When we get ready to send out a query, one of the things an agent or editor will want to know is what genre the manuscript fits into. According to the Encarta dictionary, genre means:
1. category of artistic works: one of the categories, based on form, style, or subject matter, into which artistic works of all kinds can be divided. For example, the detective novel is a genre of fiction.
Knowing the genre helps determine your target market, and gives agents and editors an idea of what comparable books have been written. If the market is saturated with that genre, or it is in a genre that has been selling especially well, that might affect the agent’s or editor’s interest in your manuscript.

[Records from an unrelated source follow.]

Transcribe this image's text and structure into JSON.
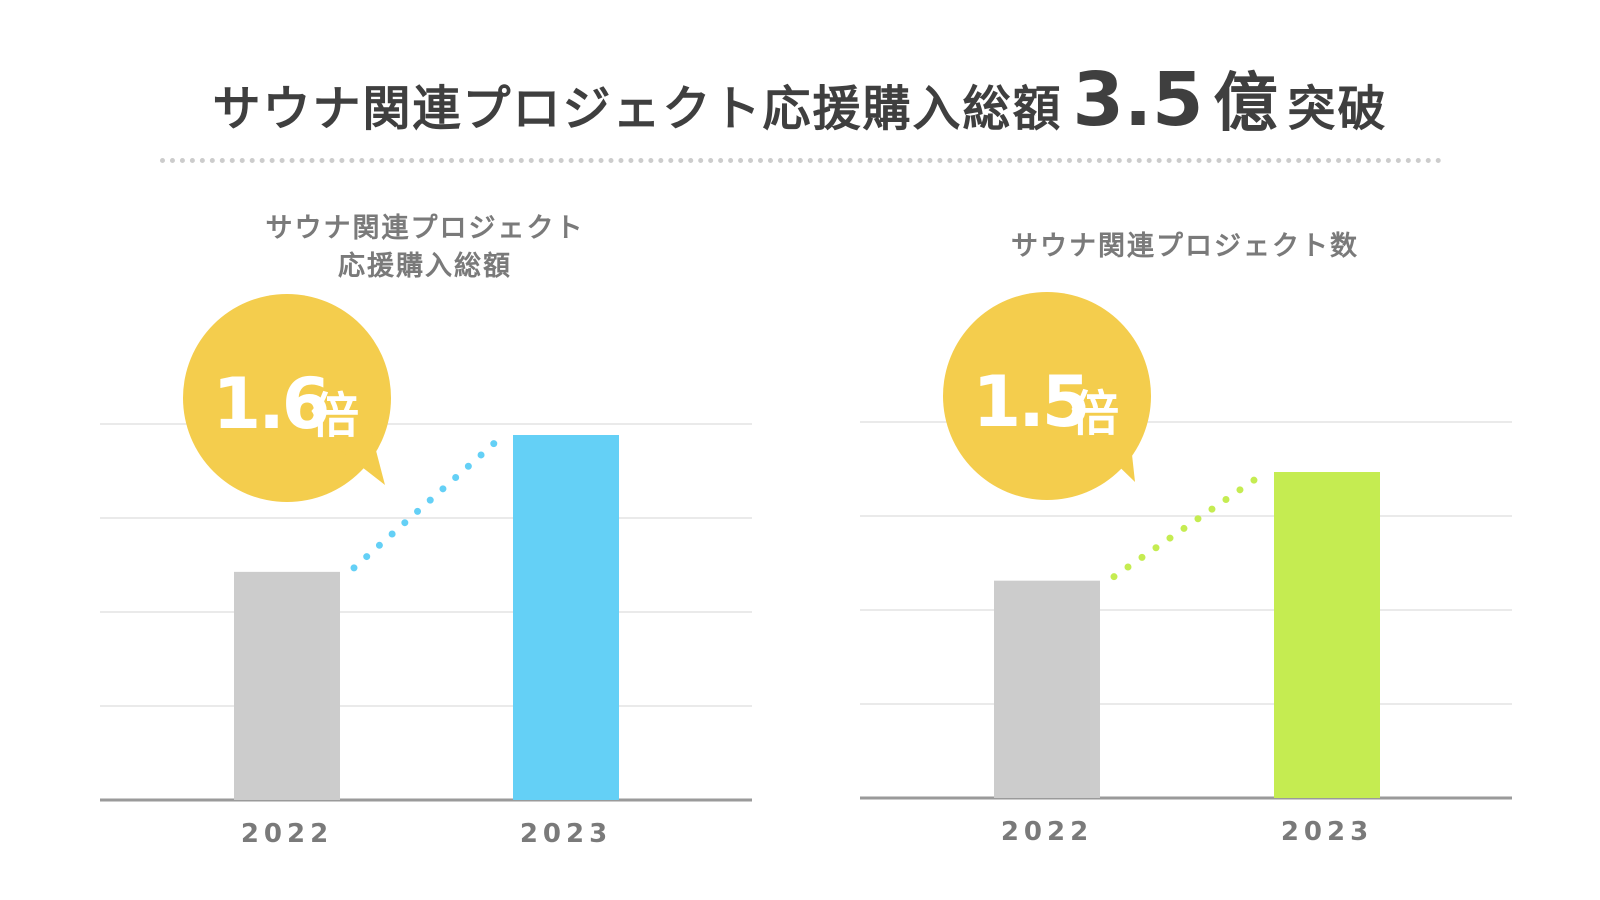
{
  "headline": {
    "prefix": "サウナ関連プロジェクト応援購入総額",
    "number": "3.5",
    "unit": "億",
    "suffix": "突破"
  },
  "panels": [
    {
      "title_line1": "サウナ関連プロジェクト",
      "title_line2": "応援購入総額",
      "badge_number": "1.6",
      "badge_unit": "倍"
    },
    {
      "title_line1": "サウナ関連プロジェクト数",
      "badge_number": "1.5",
      "badge_unit": "倍"
    }
  ],
  "colors": {
    "bar_2022": "#cccccc",
    "bar_2023_left": "#64d0f6",
    "bar_2023_right": "#c5ec51",
    "badge": "#f4cd4d",
    "axis": "#9a9a9a",
    "grid": "#e3e3e3",
    "text_gray": "#7a7a7a"
  },
  "chart_data": [
    {
      "type": "bar",
      "categories": [
        "2022",
        "2023"
      ],
      "values": [
        1,
        1.6
      ],
      "ylim": [
        0,
        2
      ],
      "grid": true,
      "annotation": "1.6倍"
    },
    {
      "type": "bar",
      "categories": [
        "2022",
        "2023"
      ],
      "values": [
        1,
        1.5
      ],
      "ylim": [
        0,
        2
      ],
      "grid": true,
      "annotation": "1.5倍"
    }
  ]
}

Agents and editors each have their own area of interest, so you don’t want to waste your time, or theirs, sending queries to places that don’t handle the type of work you’ve written. But sometimes a novel or nonfiction book will contain elements of more than one genre, making it hard to classify. One way to narrow it down is to visualize where you’d expect to find your book if you went looking for it in a bookstore. For example, where would your young-adult-historical-romantic-suspense novel (or whatever you’ve written) fit best on the bookshelf at Barnes and Noble?

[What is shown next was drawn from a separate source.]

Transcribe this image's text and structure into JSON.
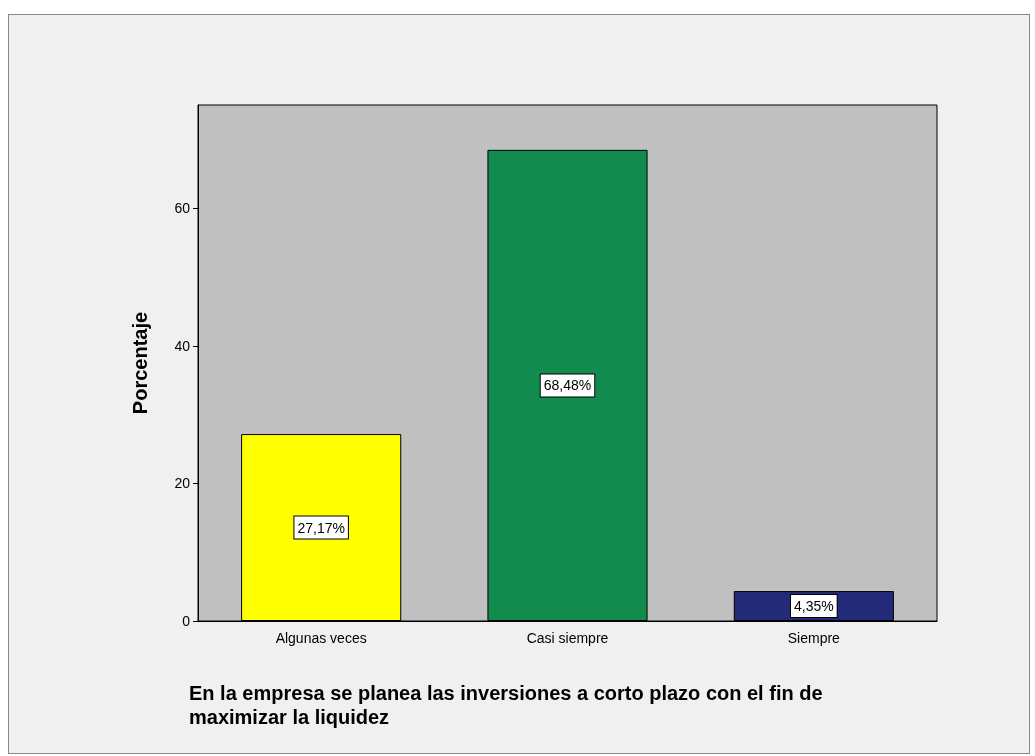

Choosing the appropriate genre can be confusing, so I’m going to write a series of blog posts about some of the genres in fiction and in nonfiction. I’ll do one or two a week, so if there’s one you’d like me to discuss right away, leave a request in the comments. In the meantime, here are some sites that list some of the different genres in fiction:
http://www.agentquery.com/genre_descriptions.aspx A list and brief explanation of some basic genres in fiction
http://www.cuebon.com/ewriters/genres.html A long list of genres, with lots of subgenres
http://www.writersdigest.com/article/genredefinitions/ Writer’s Digest list of subgenres, with brief descriptions
What genre you do prefer reading? If you’re a writer, what genre does your work usually fit into?